Acho bem que se procure debater as questões do racismo e da xenofobia. O debate de ideias faz parte das sociedades democráticas. Uns entrarão nele com muita paixão, outros de um modo mais frio, mas todos têm direito a dar a sua opinião, desde que essa não incite ao ódio e à violência física. E que evite a difamação pessoal.
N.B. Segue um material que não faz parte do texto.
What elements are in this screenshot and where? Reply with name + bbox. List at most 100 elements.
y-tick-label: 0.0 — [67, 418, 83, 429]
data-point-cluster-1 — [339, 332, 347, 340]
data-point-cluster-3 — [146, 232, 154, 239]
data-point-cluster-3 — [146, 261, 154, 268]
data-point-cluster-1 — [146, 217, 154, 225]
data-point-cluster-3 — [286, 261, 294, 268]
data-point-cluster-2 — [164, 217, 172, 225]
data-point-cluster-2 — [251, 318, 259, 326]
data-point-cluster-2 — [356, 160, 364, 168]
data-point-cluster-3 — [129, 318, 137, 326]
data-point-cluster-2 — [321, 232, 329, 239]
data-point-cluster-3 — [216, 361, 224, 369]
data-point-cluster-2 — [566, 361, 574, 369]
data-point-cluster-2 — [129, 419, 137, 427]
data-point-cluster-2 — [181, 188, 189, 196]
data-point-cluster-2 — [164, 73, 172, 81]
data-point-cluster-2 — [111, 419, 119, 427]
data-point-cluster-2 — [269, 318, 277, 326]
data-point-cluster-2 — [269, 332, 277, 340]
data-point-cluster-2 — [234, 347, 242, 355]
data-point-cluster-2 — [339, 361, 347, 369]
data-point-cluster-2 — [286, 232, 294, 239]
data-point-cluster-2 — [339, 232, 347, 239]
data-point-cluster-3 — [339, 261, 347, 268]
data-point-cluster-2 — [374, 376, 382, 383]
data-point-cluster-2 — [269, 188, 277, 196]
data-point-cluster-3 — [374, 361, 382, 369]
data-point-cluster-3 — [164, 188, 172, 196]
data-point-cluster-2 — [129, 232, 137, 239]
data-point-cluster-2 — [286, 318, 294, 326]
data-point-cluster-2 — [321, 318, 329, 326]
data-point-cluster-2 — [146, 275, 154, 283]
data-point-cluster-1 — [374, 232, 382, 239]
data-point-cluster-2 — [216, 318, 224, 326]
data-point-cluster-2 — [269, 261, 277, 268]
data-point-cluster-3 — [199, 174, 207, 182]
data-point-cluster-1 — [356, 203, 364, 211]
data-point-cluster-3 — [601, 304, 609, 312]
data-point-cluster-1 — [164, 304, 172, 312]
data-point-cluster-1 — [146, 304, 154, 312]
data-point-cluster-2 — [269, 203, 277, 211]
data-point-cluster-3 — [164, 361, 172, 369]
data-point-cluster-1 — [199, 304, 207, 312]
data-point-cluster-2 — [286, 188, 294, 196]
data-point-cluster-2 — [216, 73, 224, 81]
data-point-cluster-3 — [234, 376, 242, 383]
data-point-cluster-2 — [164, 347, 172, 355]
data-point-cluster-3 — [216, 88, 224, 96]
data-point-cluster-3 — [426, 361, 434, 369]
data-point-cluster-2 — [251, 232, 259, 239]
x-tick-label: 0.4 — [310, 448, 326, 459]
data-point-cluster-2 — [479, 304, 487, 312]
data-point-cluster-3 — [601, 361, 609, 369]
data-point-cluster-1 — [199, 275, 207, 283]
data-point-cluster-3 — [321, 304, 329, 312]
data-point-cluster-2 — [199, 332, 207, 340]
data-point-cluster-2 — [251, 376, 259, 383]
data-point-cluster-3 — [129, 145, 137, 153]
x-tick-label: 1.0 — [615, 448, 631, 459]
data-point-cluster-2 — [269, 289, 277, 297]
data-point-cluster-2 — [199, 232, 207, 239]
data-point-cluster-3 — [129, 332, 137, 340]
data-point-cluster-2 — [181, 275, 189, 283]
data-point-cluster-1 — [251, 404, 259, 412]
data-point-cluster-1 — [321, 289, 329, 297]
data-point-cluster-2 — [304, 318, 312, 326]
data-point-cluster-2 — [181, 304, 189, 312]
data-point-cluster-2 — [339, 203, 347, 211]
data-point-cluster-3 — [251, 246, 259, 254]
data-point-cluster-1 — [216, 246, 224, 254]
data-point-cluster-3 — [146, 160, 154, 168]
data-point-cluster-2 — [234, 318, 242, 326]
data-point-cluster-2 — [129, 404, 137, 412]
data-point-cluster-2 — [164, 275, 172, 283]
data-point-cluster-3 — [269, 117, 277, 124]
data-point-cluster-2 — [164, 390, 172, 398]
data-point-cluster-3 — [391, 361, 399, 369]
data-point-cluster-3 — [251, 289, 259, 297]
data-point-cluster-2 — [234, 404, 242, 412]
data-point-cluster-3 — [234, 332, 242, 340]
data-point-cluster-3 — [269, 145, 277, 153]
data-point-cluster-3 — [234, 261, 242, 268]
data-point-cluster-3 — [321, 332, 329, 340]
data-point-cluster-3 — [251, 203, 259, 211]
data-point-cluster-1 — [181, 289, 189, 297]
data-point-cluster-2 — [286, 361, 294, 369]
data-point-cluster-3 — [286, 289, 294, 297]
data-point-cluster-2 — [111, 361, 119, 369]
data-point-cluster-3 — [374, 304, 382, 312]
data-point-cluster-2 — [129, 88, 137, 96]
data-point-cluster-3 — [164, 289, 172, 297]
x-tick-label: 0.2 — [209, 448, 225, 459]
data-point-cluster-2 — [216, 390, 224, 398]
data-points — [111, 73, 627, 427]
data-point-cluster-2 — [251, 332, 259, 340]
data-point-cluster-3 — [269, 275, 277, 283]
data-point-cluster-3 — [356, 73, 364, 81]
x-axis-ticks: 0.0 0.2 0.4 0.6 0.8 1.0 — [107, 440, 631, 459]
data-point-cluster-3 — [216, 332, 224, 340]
E já agora, aproveitando a onda, por que não se discute a questão do civismo, da educação cidadã? Quando olha à minha volta, parece-me importante que tal aconteça. É um dos maiores défices da sociedade portuguesa. Muitos dos outros problemas, incluindo o relacionado com as diferentes manifestações de racismo, começam por criar raízes num terreno parco e falho de civismo.

Vamos debater o nosso problema de civismo?

A Europa e a imigração

Esta manhã desloquei-me à câmara municipal da minha comuna de Bruxelas. Pouco passava das nove. O imenso átrio onde se situam os principais guichés de atendimento já estava completamente cheio de gente. Calculei que seriam umas três centenas de pessoas. A grande maioria – a quase totalidade – parecia ser composta por pessoas de outras origens que não a belga ou a europeia, em geral. O quadro humano era muito distinto do que conheci em 2010, quando, vindo de África, me fui inscrever, nesse mesmo local, como residente em Bruxelas. Mesmo diferente do que verificara em 2015, quando tratei da renovação da residência.

O átrio mostrava a importância da imigração de pessoas de fora da Europa, nesta parte do espaço europeu. Fazia-me entender, se ainda fosse necessário, a actualidade do tema em matéria política. E permitiu-me voltar a pensar que esta é uma questão prioritária, à qual os partidos tradicionais não têm sabido responder de modo que satisfaça o cidadão comum, o cidadão que não é extremista mas tem interrogações sobre a política de imigração que a UE e cada um dos seus Estados membros deve seguir.

Fora isso, fui atendido sem grandes esperas e com a eficiência habitual.

Matteo Salvini, um político perigoso

Já faltou mais para que cheguemos a uma nova crise política na Itália. Matteo Salvini quer mais poder. Tudo fará para que, em breve, seja necessário organizar novas eleições.

O problema das coligações com os extremistas de direita é conhecido. Começam por participar no jogo, mas sempre com a intenção de, com o tempo, poderem controlar o campeonato. Salvini não é nenhuma excepção à regra.

Entretanto, o governo italiano continua a contribuir para o enfraquecimento das instituições europeias. Entre outros aspectos, o país não obedece às regras orçamentais comuns. Prossegue um processo de endividamento excessivo, insustentável e demagógico. Em 2020, a dívida pública italiana deverá representar 135% do PIB nacional.

De todos os dirigentes europeus, Matteo Salvini é, neste momento, o que mais ameaça a estabilidade da União Europeia.

A Itália é um país em falência política e esta traz por arrasto um colapso económico.